Appendix: details of the model
All equations described in the Materials and methods section are numerized according to the finite difference method, with a timestep of 1 ms. Their evaluation occurs asynchronously: cells are randomly evaluated and their new activity is immediately used in the rest of the computations, in order to emphasize the competition between neuronal representations (Rougier and Vitay, 2006).
The model is composed of 20 \times 20 excitatory cells and 10 \times 10 inhibitory cells. Excitatory and inhibitory cells are reciprocally connected through gaussian connectivity kernels.

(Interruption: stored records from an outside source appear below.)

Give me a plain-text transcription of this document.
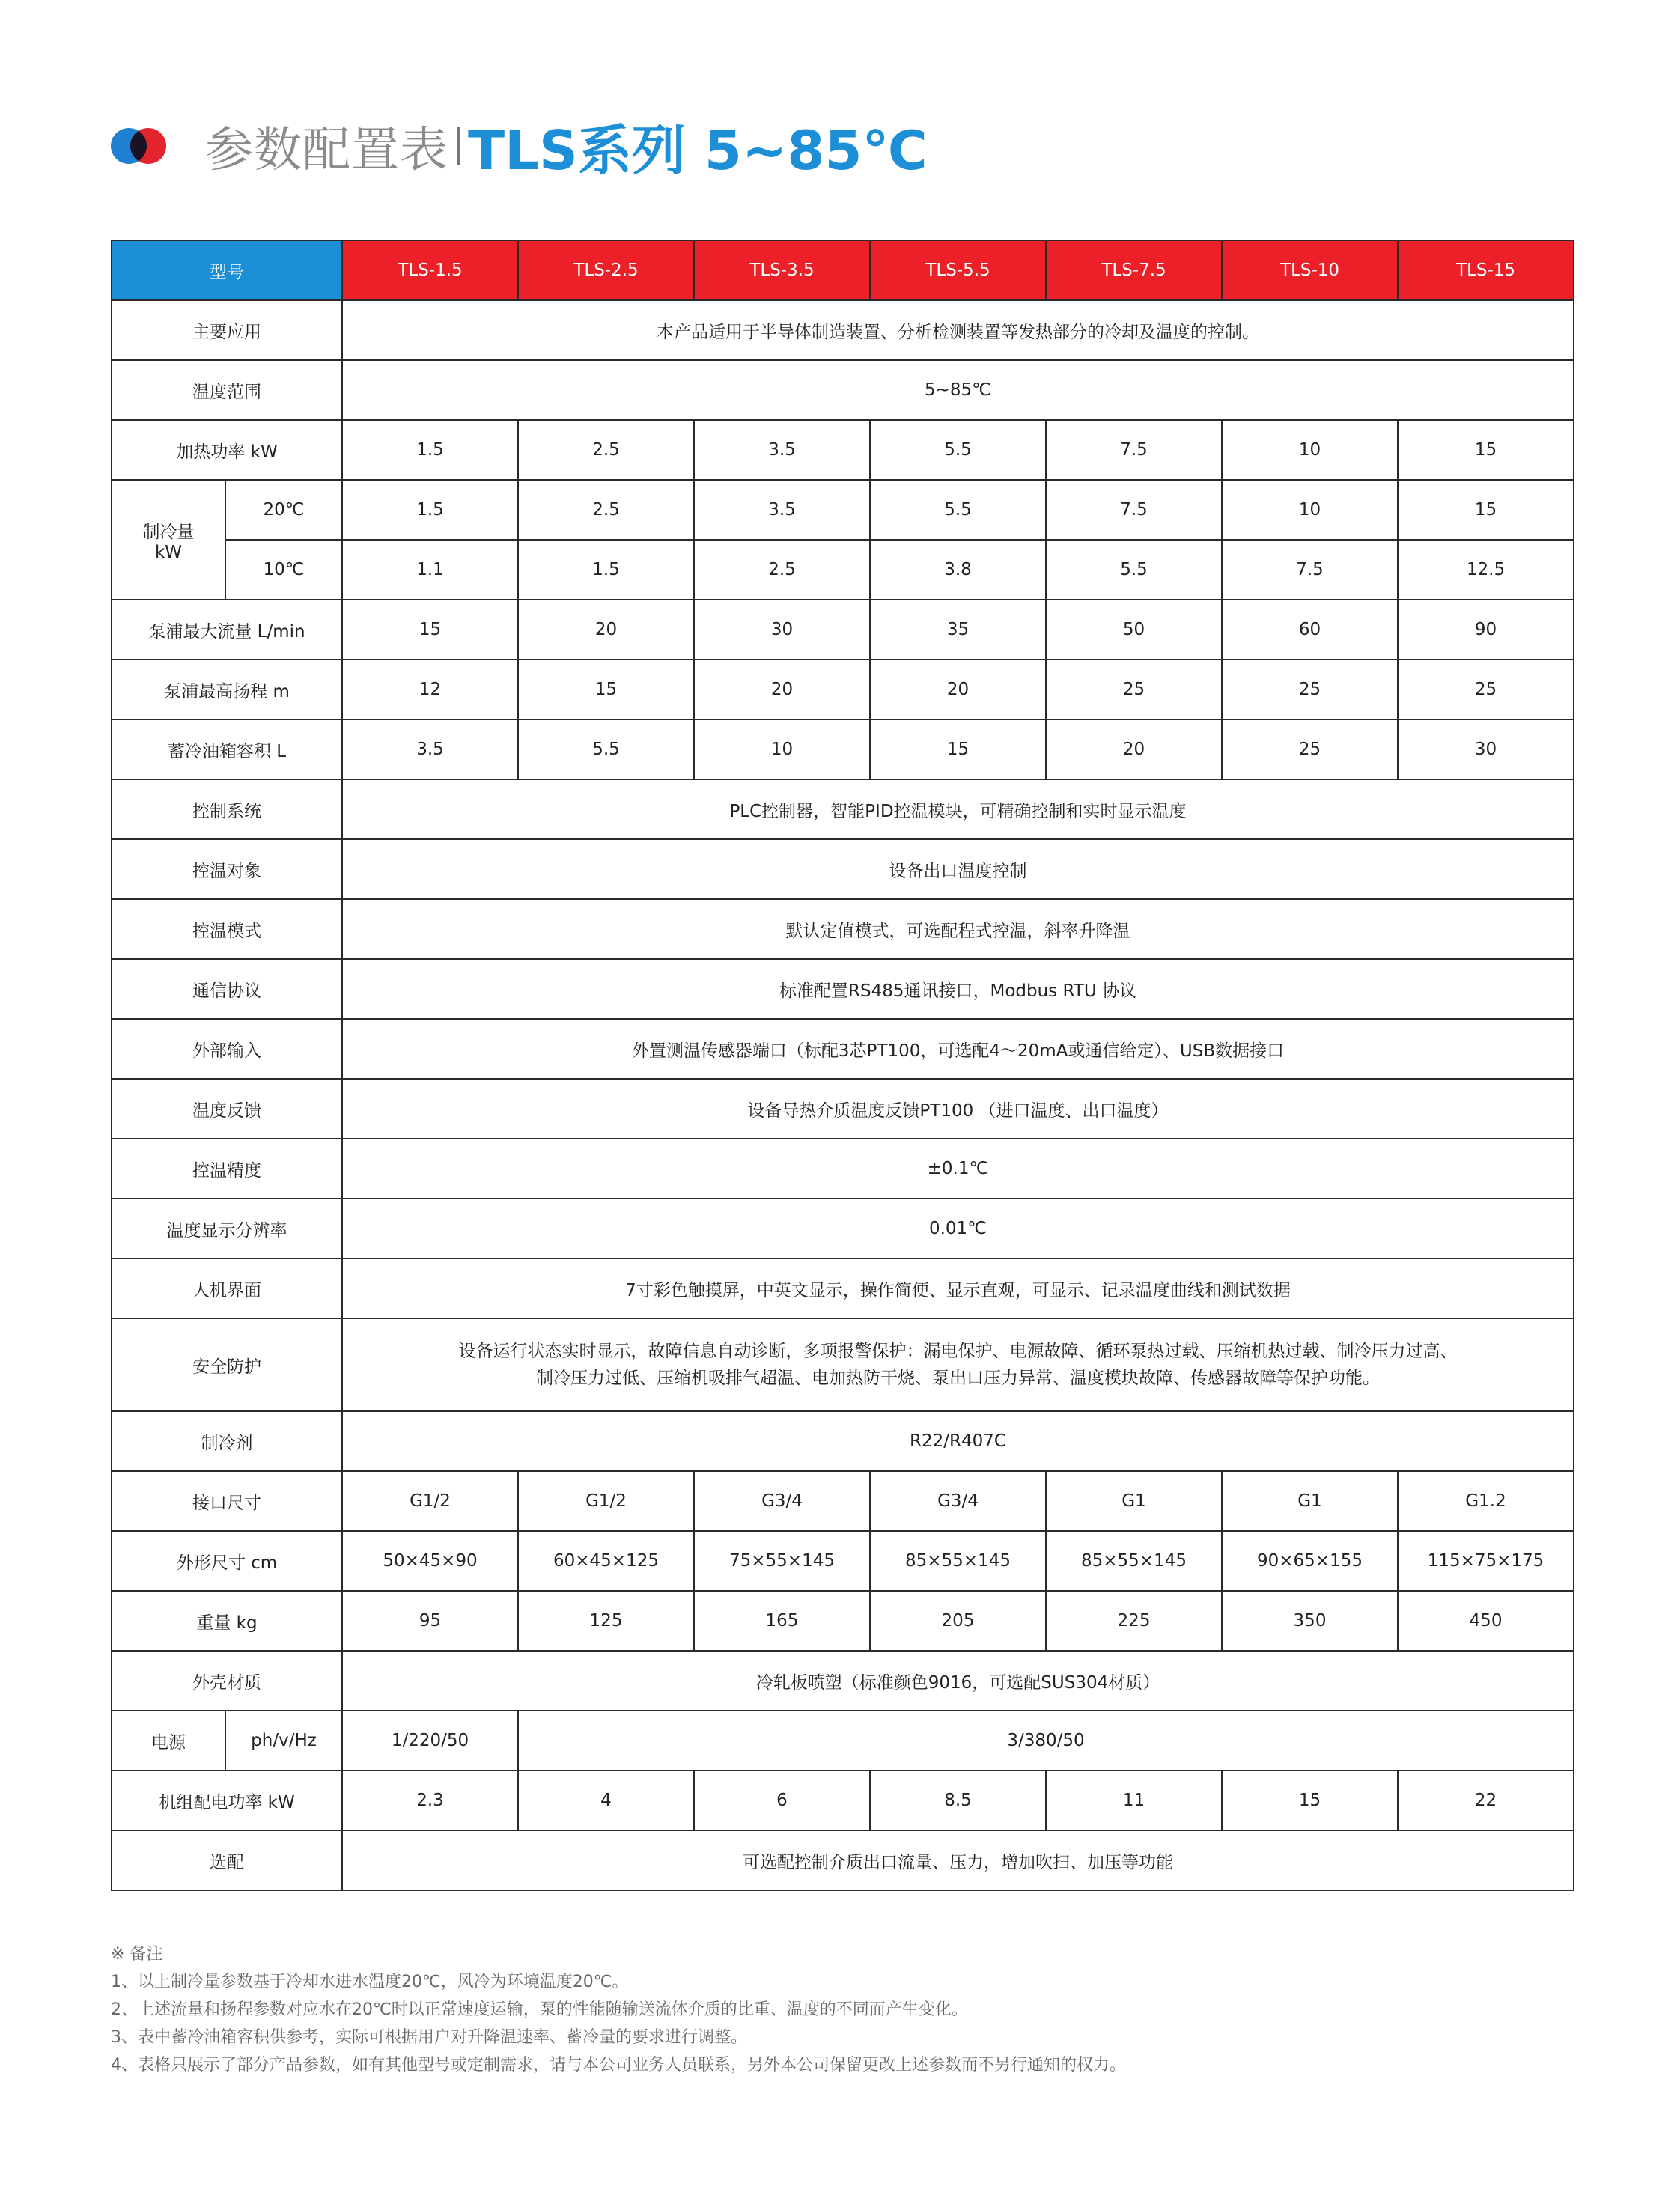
参数配置表 TLS系列 5~85℃
型号		TLS-1.5	TLS-2.5	TLS-3.5	TLS-5.5	TLS-7.5	TLS-10	TLS-15
主要应用		本产品适用于半导体制造装置、分析检测装置等发热部分的冷却及温度的控制。						
温度范围		5~85℃						
加热功率 kW		1.5	2.5	3.5	5.5	7.5	10	15

制冷量
kW	20℃	1.5	2.5	3.5	5.5	7.5	10	15
	10℃	1.1	1.5	2.5	3.8	5.5	7.5	12.5
泵浦最大流量 L/min		15	20	30	35	50	60	90
泵浦最高扬程 m		12	15	20	20	25	25	25
蓄冷油箱容积 L		3.5	5.5	10	15	20	25	30
控制系统		PLC控制器，智能PID控温模块，可精确控制和实时显示温度						
控温对象		设备出口温度控制						
控温模式		默认定值模式，可选配程式控温，斜率升降温						
通信协议		标准配置RS485通讯接口，Modbus RTU 协议						
外部输入		外置测温传感器端口（标配3芯PT100，可选配4～20mA或通信给定）、USB数据接口						
温度反馈		设备导热介质温度反馈PT100 （进口温度、出口温度）						
控温精度		±0.1℃						
温度显示分辨率		0.01℃						
人机界面		7寸彩色触摸屏，中英文显示，操作简便、显示直观，可显示、记录温度曲线和测试数据						
安全防护		设备运行状态实时显示，故障信息自动诊断，多项报警保护：漏电保护、电源故障、循环泵热过载、压缩机热过载、制冷压力过高、
制冷压力过低、压缩机吸排气超温、电加热防干烧、泵出口压力异常、温度模块故障、传感器故障等保护功能。						

制冷剂		R22/R407C						
接口尺寸		G1/2	G1/2	G3/4	G3/4	G1	G1	G1.2
外形尺寸 cm		50×45×90	60×45×125	75×55×145	85×55×145	85×55×145	90×65×155	115×75×175
重量 kg		95	125	165	205	225	350	450
外壳材质		冷轧板喷塑（标准颜色9016，可选配SUS304材质）						
电源	ph/v/Hz	1/220/50	3/380/50					
机组配电功率 kW		2.3	4	6	8.5	11	15	22
选配		可选配控制介质出口流量、压力，增加吹扫、加压等功能						
※ 备注
1、以上制冷量参数基于冷却水进水温度20℃，风冷为环境温度20℃。
2、上述流量和扬程参数对应水在20℃时以正常速度运输，泵的性能随输送流体介质的比重、温度的不同而产生变化。
3、表中蓄冷油箱容积供参考，实际可根据用户对升降温速率、蓄冷量的要求进行调整。
4、表格只展示了部分产品参数，如有其他型号或定制需求，请与本公司业务人员联系，另外本公司保留更改上述参数而不另行通知的权力。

We thus defined a distance between cells: let the excitatory cell E_i have coordinates (x_i, y_i) \in [0..20]^2 on the map and the inhibitory cell I_j have coordinates (x_j, y_j) \in [0..10]^2. The distance d_{EI}(i, j) between the two cells is therefore given by:
d_{EI}(i, j) = \sqrt{(x_i - 2\times x_j)^2 + (y_i - 2\times y_j)^2}
Similarly, the distance d_{II}(i, j) between two inhibitory cells I_i with coordinates (x_i, y_i) \in [0..10]^2 and I_j with coordinates (x_j, y_j) \in [0..10]^2 is given by:
d_{II}(i, j) = \sqrt{(x_i - x_j)^2 + (y_i - y_j)^2}
We then define the gaussian connectivity kernels by:
W^{IE}(i, j) = -0.12 \times \exp{ \left(- (\frac{d_{EI}(i, j)}{2.5})^2 \right)}
W^{EI}(i, j) = 0.3 \times \exp{ \left( - (\frac{d_{EI}(i, j)}{2})^2 \right)}
The connections between two inhibitory cells are given by:
W^{II}(i, j) = \begin{cases} 0.02 \times \exp{ \left(- (\frac{d_{II}(i, j)}{5})^2 \right)} & \text{if } i \neq j \\ 0 & else. \end{cases}
The parameters of Equation 2.1 are the same for each inhibitory cell: \tau_I = 10 ms, K^{EI} = 1.2 and \eta^I_i (t) is a random value uniformly distributed between -0.1 and 0.1. The parameters of Equation 2.2 are: \tau_E = 20 ms, K^{EE} = 3.0, K^{IE} = 3.0, K^{T} = 1.0 and \eta^E_i (t) a random value uniformly distributed between -0.5 and 0.5. Cortical weights W^C are randomly chosen in the range [0.8, 1.2]. The sigmoidal functions \sigma^{lat}(x), \sigma^{EE}(x), \sigma^{GABA}(x), \sigma^{T}(x) all have the same shape:
\sigma(x) = \frac{1}{1+\exp{(-l \cdot (x-c))}} - \frac{1}{1+\exp{(l \cdot c)}}
with l and c being: for \sigma^{lat}(x) c = 0.3, l = 20; for \sigma^{EE}(x) c = 0.3, l = 20; for \sigma^{GABA}(x) c = 0.5, l = 10; for \sigma^{T}(x) c = 0.5, l = 10. The transfer function f(x) is defined as follows:
f(x)= \begin{cases} 0 & \text{if $x < 0$} \\ x & \text{if $0 \leq x \leq 1$} \\ \frac{0.5}{1+\exp{(- 10.0 \cdot (x-1) )}} +0.75 & \text{if $x > 1$} \end{cases}
The parameters of Equation 2.3, Equation 2.5 and Equation 2.6 are: \tau_W = 50000 ms, \tau_\alpha = 50000 ms, K_\alpha = 100, \tau_H = 100 ms, K_H = 200, E_{max} = 1.0.